# orkest



## Hans Molenslag

Heel veel talen hebben een van het Grieks-Latijnse _orchestra_ afgeleid leenwoord. De woordvorm en de spelling variëren wat (_orchestre_, _orkester_, _orquestra_, _оркестр_ enz.), maar het zijn allemaal drielettergrepige woorden met een r in de derde lettergreep. Alleen in het Nederlands, het Fries en het Afrikaans ontbreekt vreemd genoeg die derde lettergreep. Hoe komt het dat bij ons de r is weggevallen?


----------



## Peterdg

In het Spaans is er die  laatste "r" ook niet: het zijn wel drie lettergrepen: _orquesta_. Wat nog opvalt in het Spaans is dat wat in het Nederlands orkest*r*eren is (hier staat die "r" er weer wel), in het Spaans _orquestar_ is, ook zonder die laatste "r".


----------



## bibibiben

De vorm kan ontstaan zijn als gevolg van twee conflicterende tendensen in het Nederlands.

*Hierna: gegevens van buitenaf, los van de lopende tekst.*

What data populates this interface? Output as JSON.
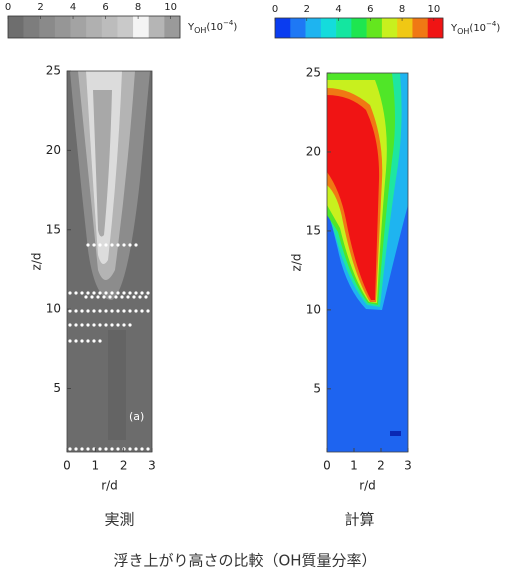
{
  "chart_data": [
    {
      "type": "contour",
      "caption": "実測",
      "xlabel": "r/d",
      "ylabel": "z/d",
      "xlim": [
        0,
        3
      ],
      "xticks": [
        0,
        1,
        2,
        3
      ],
      "ylim": [
        1,
        25
      ],
      "yticks": [
        5,
        10,
        15,
        20,
        25
      ],
      "annotation": "(a)",
      "colorbar": {
        "symbol": "Y",
        "subscript": "OH",
        "unit": "(10",
        "exponent": "−4",
        "unit_end": ")",
        "lim": [
          0,
          10
        ],
        "ticks": [
          0,
          2,
          4,
          6,
          8,
          10
        ],
        "colors": [
          "#6e6e6e",
          "#7d7d7d",
          "#8a8a8a",
          "#969696",
          "#a3a3a3",
          "#b0b0b0",
          "#bcbcbc",
          "#c9c9c9",
          "#f4f4f4",
          "#b5b5b5",
          "#9a9a9a"
        ]
      }
    },
    {
      "type": "contour",
      "caption": "計算",
      "xlabel": "r/d",
      "ylabel": "z/d",
      "xlim": [
        0,
        3
      ],
      "xticks": [
        0,
        1,
        2,
        3
      ],
      "ylim": [
        1,
        25
      ],
      "yticks": [
        5,
        10,
        15,
        20,
        25
      ],
      "colorbar": {
        "symbol": "Y",
        "subscript": "OH",
        "unit": "(10",
        "exponent": "−4",
        "unit_end": ")",
        "lim": [
          0,
          10
        ],
        "ticks": [
          0,
          2,
          4,
          6,
          8,
          10
        ],
        "colors": [
          "#0a3cf0",
          "#1e78f5",
          "#1eb4f0",
          "#14dcdc",
          "#14e6a0",
          "#1ee650",
          "#64e61e",
          "#c8f01e",
          "#f0c814",
          "#f07814",
          "#f01414"
        ]
      }
    }
  ],
  "figure_caption": "浮き上がり高さの比較（OH質量分率）"
}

Allereerst is daar de eeuwenoude neiging in het Nederlands om de eindsjwa te laten wegvallen (zogeheten sjwa-apocope). _Name _werd bijvoorbeeld _naam_, _bose_ werd _boos_, _ic neme_ werd _ik neem_ etc.

_Orchestre _had dus tot _orchestr_ verbasterd moeten worden. Toch is dat niet gebeurd. En dat heeft te maken met een tweede, veel sterkere tendens in het Nederlands. Zoals veel andere talen huldigt het Nederlands het sonoriteitsprincipe, wat in het kort erop neerkomt dat sonore consonanten bij voorkeur dicht bij de nucleus van een lettergreep (oftewel de klinker) komen te staan en minder sonore consonanten juist verder ervandaan. De r behoort met de l tot de zeer sonore consonanten. Aan het begin van een lettergreep (de onset of aanzet) zul je dus de volgorde tr- zien en aan het eind van de lettergreep (de coda) juist de volgorde -rt.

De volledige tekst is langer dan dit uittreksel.